For the first time, the world’s cities are seeking more than $100 billion to build a climate-resilient future, according to new data from the CDP. Yet, while ambition is scaling rapidly, the funding to bring those projects to life is still lagging far behind.
The 2025 Global Snapshot, developed by CDP – the world’s independent disclosure platform – in partnership with the Global Covenant of Mayors for Climate & Energy, contains fresh analysis of the 2,164 projects disclosed through the CDP-ICLEI Track, by 507 cities in 62 countries, as of 2025 (data from 2025 referenced here is as of October 1, 2025. CDP’s 2025 disclosure cycle for cities has not yet closed, with disclosure through CDP-ICLEI Track still possible until November 19, 2025.).
As the COP30 Local Leaders Forum commenced in Rio de Janeiro, the snapshot reveals that the amount required to fund urban climate infrastructure projects has increased from $86 billion in 2024 to $105 billion in 2025, representing a significant 22% rise.
The top sectors by number of projects in 2025 are buildings and energy efficiency (420), followed by green infrastructure (338) and transport (336). Examples of such projects include Porto’s Transport Fleet Modernisation Project, which aims for 43% of the Portuguese city’s buses to be electric by the end of 2027; and Buenos Aires’ Community Distributed Generation initiative, which aims to harness 10% of the capital of Argentina’s solar energy potential, reach around 25,000 users, and cut 217,000 tons of CO₂ emissions annually.
Behind this progress, though, the data tells a sobering story. For example, 87% of projects are seeking financing. Of these, half (49%) have yet to secure any form of financing. A greater proportion of projects in emerging markets require full financing. That is 40% compared to 22% in developed economies. Additionally, just seven per cent of projects that indicated a financing model are seeking finance strictly from private sources and nearly half of all projects are in the early stages of development, with many still at the initial scoping phase.
Investment demand is also highly concentrated, with developed economies accounting for 83% of total reported needs. The United States (44%) and the United Kingdom (23%) lead this segment, despite emerging-market cities representing 40% of all projects.
CDP’s companion report, Protected Places, highlights how a lack of finance keeps many local climate plans from reaching operation. In India, only 5% of planned climate actions are fully implemented, compared to 75% in Japan and 86 % in China. Latin America and Africa show only 23% and 31% of actions in operation, respectively.
Meanwhile, CDP’s analysis of nearly 5,000 projects (4,979) worth $266 billion in total and disclosed by over 1,000 cities (1,066) in 100 countries between 2020 and 2024 reported to CDP-ICLEI Track, shows nature-based projects – covering biodiversity, water resilience, and urban green spaces, have seen the largest growth, rising from 7% of projects (79) in 2020 to 15% (377) in 2024.

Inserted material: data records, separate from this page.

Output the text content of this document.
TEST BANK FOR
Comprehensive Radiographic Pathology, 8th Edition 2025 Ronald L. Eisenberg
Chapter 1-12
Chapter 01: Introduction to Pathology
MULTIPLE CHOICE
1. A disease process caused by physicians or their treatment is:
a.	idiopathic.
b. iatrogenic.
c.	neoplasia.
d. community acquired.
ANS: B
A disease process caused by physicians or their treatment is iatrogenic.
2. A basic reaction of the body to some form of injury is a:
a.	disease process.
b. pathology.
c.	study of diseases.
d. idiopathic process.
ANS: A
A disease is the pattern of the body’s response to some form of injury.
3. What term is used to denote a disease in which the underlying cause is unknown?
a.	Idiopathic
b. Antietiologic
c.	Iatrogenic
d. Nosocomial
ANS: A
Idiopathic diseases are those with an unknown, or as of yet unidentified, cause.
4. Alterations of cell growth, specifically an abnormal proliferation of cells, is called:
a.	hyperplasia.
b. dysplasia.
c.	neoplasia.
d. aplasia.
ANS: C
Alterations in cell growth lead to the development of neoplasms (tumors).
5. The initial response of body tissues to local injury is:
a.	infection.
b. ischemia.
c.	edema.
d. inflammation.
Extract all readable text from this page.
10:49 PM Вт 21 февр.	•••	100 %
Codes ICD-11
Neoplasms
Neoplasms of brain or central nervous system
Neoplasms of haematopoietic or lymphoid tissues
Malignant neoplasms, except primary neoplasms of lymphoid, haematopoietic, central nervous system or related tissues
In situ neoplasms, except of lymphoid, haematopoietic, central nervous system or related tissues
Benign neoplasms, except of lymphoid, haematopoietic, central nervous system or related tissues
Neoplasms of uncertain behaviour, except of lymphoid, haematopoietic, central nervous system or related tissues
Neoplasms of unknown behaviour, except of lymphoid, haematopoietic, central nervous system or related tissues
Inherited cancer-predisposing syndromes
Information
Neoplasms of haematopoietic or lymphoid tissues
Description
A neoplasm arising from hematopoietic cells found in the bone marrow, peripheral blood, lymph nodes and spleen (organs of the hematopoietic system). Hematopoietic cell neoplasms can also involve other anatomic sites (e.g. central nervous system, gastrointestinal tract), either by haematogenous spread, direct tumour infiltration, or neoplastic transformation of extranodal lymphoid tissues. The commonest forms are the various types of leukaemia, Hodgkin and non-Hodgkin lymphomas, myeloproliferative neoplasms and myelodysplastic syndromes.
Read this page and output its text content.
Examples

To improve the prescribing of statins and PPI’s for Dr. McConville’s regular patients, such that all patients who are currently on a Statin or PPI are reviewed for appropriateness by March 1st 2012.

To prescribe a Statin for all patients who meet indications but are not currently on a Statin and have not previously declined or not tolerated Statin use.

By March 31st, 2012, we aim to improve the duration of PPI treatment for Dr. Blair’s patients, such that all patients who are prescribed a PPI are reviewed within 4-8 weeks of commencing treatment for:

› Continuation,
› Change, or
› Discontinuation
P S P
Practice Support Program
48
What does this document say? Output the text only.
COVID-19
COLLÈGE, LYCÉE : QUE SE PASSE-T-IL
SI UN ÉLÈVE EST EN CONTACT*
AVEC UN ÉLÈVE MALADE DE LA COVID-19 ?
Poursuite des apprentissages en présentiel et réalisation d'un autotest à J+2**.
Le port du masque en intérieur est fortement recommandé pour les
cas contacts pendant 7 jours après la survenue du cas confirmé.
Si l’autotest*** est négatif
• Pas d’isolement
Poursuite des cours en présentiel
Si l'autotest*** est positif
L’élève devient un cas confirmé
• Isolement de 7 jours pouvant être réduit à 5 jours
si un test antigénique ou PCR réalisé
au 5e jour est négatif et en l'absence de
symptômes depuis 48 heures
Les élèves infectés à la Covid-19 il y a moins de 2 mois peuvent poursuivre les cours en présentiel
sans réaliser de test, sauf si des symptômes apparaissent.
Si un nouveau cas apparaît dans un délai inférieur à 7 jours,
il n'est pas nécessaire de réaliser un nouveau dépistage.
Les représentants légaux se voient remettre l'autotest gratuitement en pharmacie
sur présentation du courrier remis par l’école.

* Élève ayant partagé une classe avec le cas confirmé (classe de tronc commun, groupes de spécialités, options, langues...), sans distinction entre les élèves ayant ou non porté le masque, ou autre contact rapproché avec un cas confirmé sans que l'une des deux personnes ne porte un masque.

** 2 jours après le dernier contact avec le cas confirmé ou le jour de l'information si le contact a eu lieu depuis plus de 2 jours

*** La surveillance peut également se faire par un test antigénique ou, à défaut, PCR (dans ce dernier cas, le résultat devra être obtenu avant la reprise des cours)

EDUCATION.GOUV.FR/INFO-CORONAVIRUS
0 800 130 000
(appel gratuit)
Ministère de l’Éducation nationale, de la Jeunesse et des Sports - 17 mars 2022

Despite record investment demand, the disclosed $105 billion represents only a fraction of what is truly required. Cities worldwide require about $4.5 trillion annually to mitigate and adapt to the impacts of climate change. Yet, less than 10% of total global climate finance currently reaches local governments. Without direct city access, the world’s climate goals remain out of reach.
Ahead of COP30, CDP, GCoM, and other partners are calling for cities to be fully empowered to achieve their climate goals.
Katie Walsh, CDP Head of City Climate Finance, explained that cities, their people and businesses sit on the front line of climate change.
“Our latest Snapshot reveals both the size of their response and the glaring scale of the investment needed, now topping $100 billion for the first time. The financing tap for cities, especially in developing economies, must be fully opened to turn plans on paper into projects on the ground, creating jobs, fairer prosperity and healthier communities,” Walsh stated.
Walsh also mentioned that by having a seat at the table in national planning processes, better access to global financing, and strengthening collaboration across government, cities can play their part in delivering Earth-positive results for businesses, people and the planet.
Asma Jhina, Senior Advisor (Urban Climate Finance and Inclusive Action) at GCoM, noted that the gap between city climate ambitions and critical finance remains stark, with global cities reporting a 22% increase in required funding compared to 2024, reaching over $100 billion for the first time. According to Jhina, the 2025 Snapshot highlights that almost half of the more than 2,000 projects disclosed are unfunded, and it shows worrying disparities in available finance between developed economies and emerging market and developing economies.
Jhina said, “Cities around the world are stepping up to tackle climate change, but they cannot do it alone. Urgent access to critical funding is essential to deliver on their ambitious climate action plans.”